A ten percent prevalence of asymptomatic familial intracranial aneurysms: preliminary report on 110 magnetic resonance angiography studies in members of 21 Finnish familial intracranial aneurysm families.

作者信息

Ronkainen A, Hernesniemi J, Ryynänen M, Puranen M, Kuivaniemi H

机构信息

Department of Neurosurgery, University of Kuopio, Finland.

出版信息

Neurosurgery. 1994 Aug;35(2):208-12; discussion 212-3. doi: 10.1227/00006123-199408000-00005.

Abstract

The population in eastern Finland has been stable for generations, causing a high degree of genetic isolation and providing excellent possibilities for follow-up studies. Of 91 families with familial intracranial aneurysms, 21 were randomly selected for prospective magnetic resonance angiography studies for intracranial aneurysms.
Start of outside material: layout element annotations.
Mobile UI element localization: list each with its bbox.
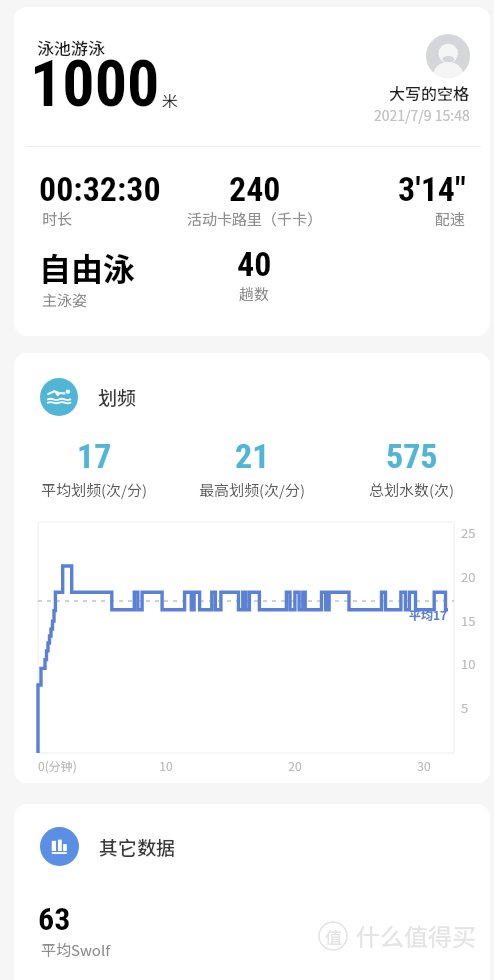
staticText: 值: [325, 924, 342, 949]
staticText: 划频: [98, 383, 137, 411]
staticText: 平均Swolf: [41, 939, 111, 961]
staticText: 配速: [435, 208, 466, 230]
staticText: 10: [154, 757, 178, 774]
staticText: 20: [283, 757, 307, 774]
staticText: 17: [77, 436, 112, 476]
staticText: 20: [461, 567, 476, 586]
staticText: 时长: [42, 208, 73, 230]
staticText: 00:32:30: [39, 169, 161, 209]
staticText: 活动卡路里（千卡）: [187, 208, 323, 230]
staticText: 30: [412, 757, 436, 774]
staticText: 1000: [30, 47, 160, 122]
staticText: 大写的空格: [389, 81, 470, 104]
staticText: 其它数据: [99, 833, 176, 861]
staticText: 2021/7/9 15:48: [374, 105, 470, 125]
staticText: 40: [237, 244, 272, 284]
staticText: 15: [461, 611, 476, 630]
staticText: 什么值得买: [356, 918, 476, 953]
staticText: 平均划频(次/分): [41, 479, 148, 501]
staticText: 3'14": [398, 169, 466, 209]
staticText: 21: [235, 436, 270, 476]
button[interactable]: User avatar: [426, 34, 470, 78]
button[interactable]: 划频: [40, 378, 137, 416]
staticText: 平均17: [409, 606, 448, 623]
staticText: 25: [461, 523, 476, 542]
staticText: 主泳姿: [42, 289, 88, 311]
staticText: 最高划频(次/分): [199, 479, 306, 501]
staticText: 泳池游泳: [37, 35, 105, 60]
staticText: 自由泳: [39, 244, 136, 290]
staticText: 米: [162, 88, 179, 111]
staticText: 63: [38, 900, 71, 938]
button[interactable]: 其它数据: [40, 827, 176, 866]
staticText: 10: [461, 654, 476, 673]
staticText: 5: [461, 698, 469, 717]
staticText: 趟数: [239, 283, 270, 305]
staticText: 575: [386, 436, 438, 476]
staticText: 240: [229, 169, 281, 209]
staticText: 0(分钟): [38, 757, 77, 774]
staticText: 总划水数(次): [369, 479, 455, 501]
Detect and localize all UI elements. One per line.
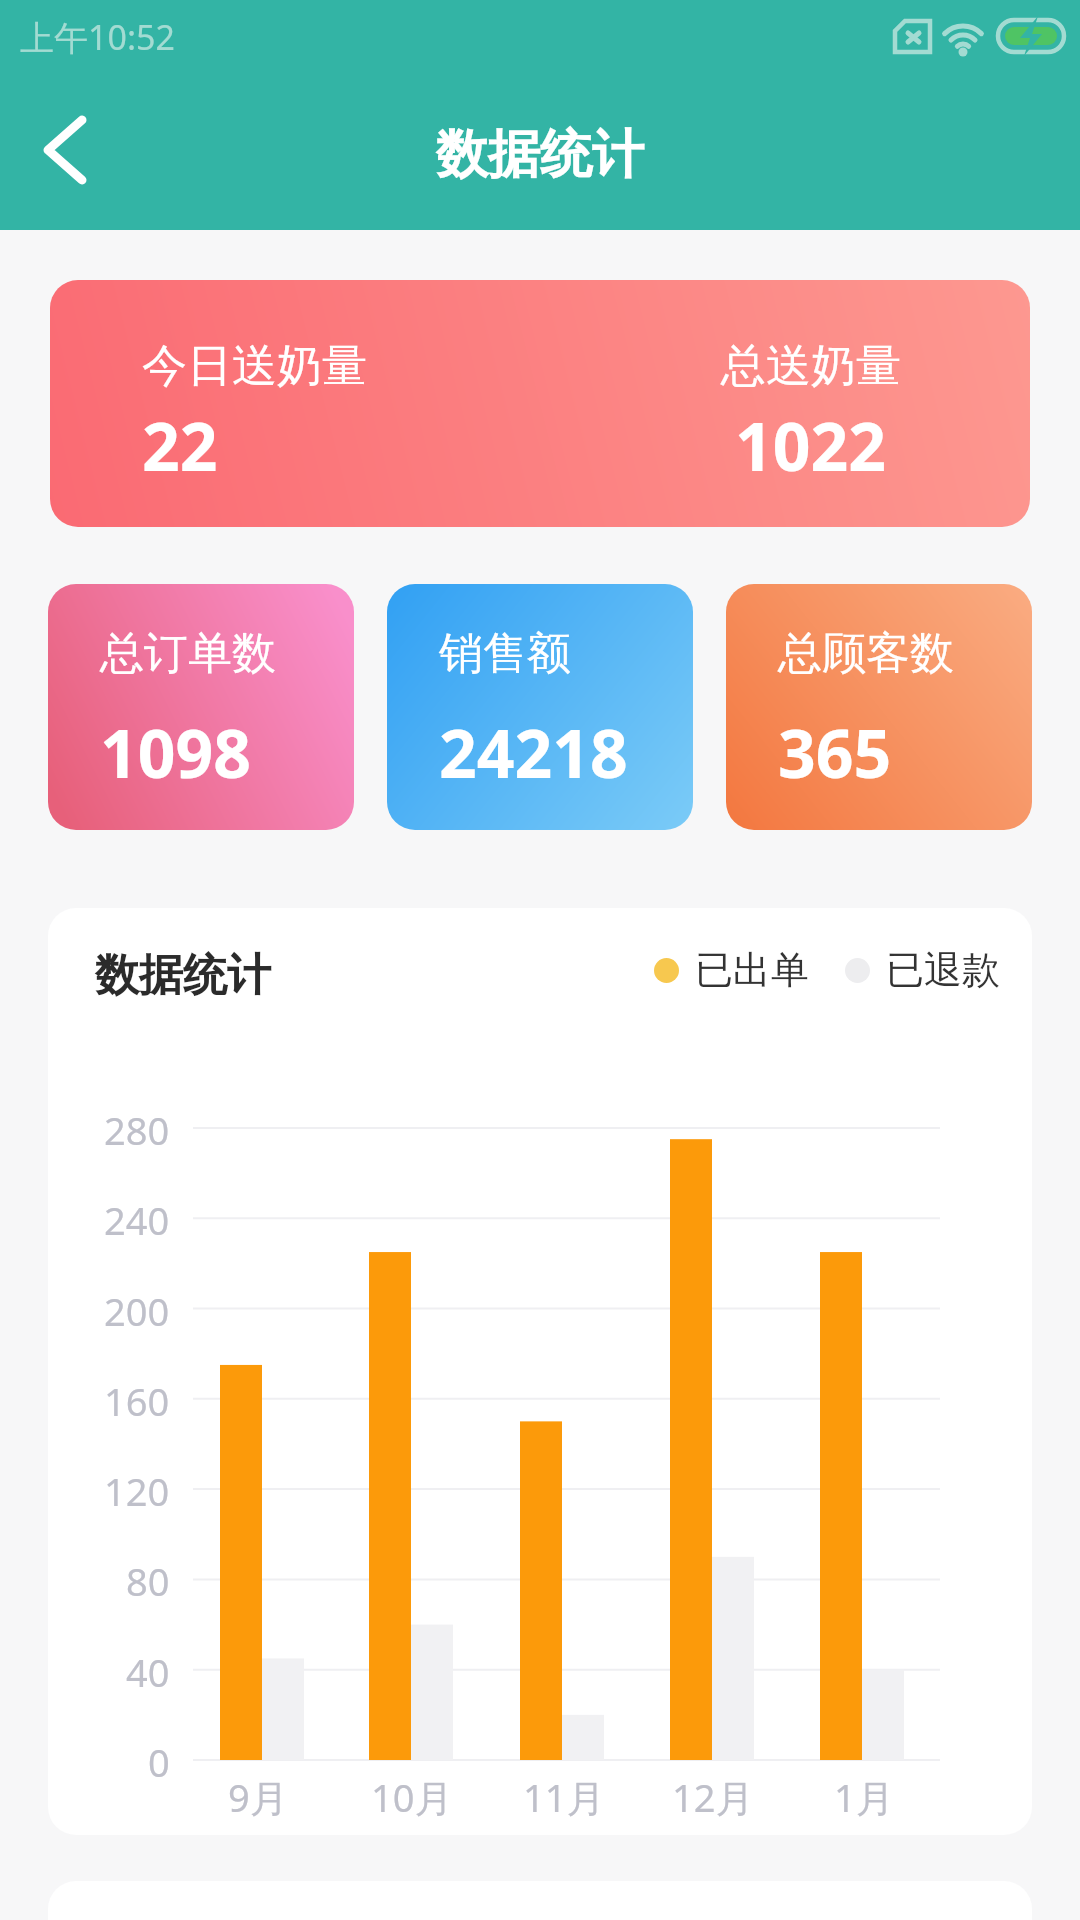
staticText: 今日送奶量 <box>142 338 367 395</box>
staticText: 240 <box>104 1194 170 1242</box>
button[interactable]: 总顾客数 <box>726 584 1032 830</box>
button[interactable]: 总订单数 <box>48 584 354 830</box>
staticText: 12月 <box>672 1771 754 1819</box>
staticText: 40 <box>126 1646 170 1694</box>
staticText: 已退款 <box>886 946 1000 994</box>
staticText: 9月 <box>228 1771 288 1819</box>
staticText: 80 <box>126 1555 170 1603</box>
staticText: 200 <box>104 1285 170 1333</box>
staticText: 销售额 <box>439 626 571 681</box>
button[interactable]: 今日送奶量 <box>50 280 1030 527</box>
staticText: 1022 <box>735 400 887 490</box>
staticText: 22 <box>142 400 218 490</box>
staticText: 总顾客数 <box>778 626 954 681</box>
button[interactable] <box>20 110 110 190</box>
staticText: 120 <box>104 1465 170 1513</box>
staticText: 数据统计 <box>95 948 271 1003</box>
staticText: 160 <box>104 1375 170 1423</box>
staticText: 11月 <box>523 1771 605 1819</box>
staticText: 数据统计 <box>436 122 644 188</box>
staticText: 上午10:52 <box>20 14 175 60</box>
button[interactable]: 销售额 <box>387 584 693 830</box>
staticText: 365 <box>778 707 892 797</box>
staticText: 10月 <box>371 1771 453 1819</box>
staticText: 0 <box>148 1736 170 1784</box>
staticText: 1月 <box>834 1771 894 1819</box>
staticText: 24218 <box>439 707 628 797</box>
staticText: 280 <box>104 1104 170 1152</box>
staticText: 总订单数 <box>100 626 276 681</box>
staticText: 1098 <box>100 707 252 797</box>
staticText: 总送奶量 <box>721 338 901 395</box>
staticText: 已出单 <box>695 946 809 994</box>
Sixteen intracranial aneurysms were detected in 11 asymptomatic family members of a total of 110 studied. The prevalence of intracranial aneurysms among these familial intracranial aneurysm families is 10%, approximately 10 times higher than in the average population. Our findings suggest that family members of familial intracranial aneurysm families should be examined for intracranial aneurysms. Familial intracranial aneurysm may be a genetic disorder.

摘要

芬兰东部的人口几代以来一直保持稳定,导致了高度的基因隔离,并为后续研究提供了绝佳的机会。在91个患有家族性颅内动脉瘤的家庭中,随机选择了21个家庭进行颅内动脉瘤的前瞻性磁共振血管造影研究。在总共110名接受研究的无症状家庭成员中,检测到16个颅内动脉瘤。这些家族性颅内动脉瘤家庭中颅内动脉瘤的患病率为10%,大约是普通人群的10倍。我们的研究结果表明,应该对家族性颅内动脉瘤家庭的成员进行颅内动脉瘤检查。家族性颅内动脉瘤可能是一种遗传性疾病。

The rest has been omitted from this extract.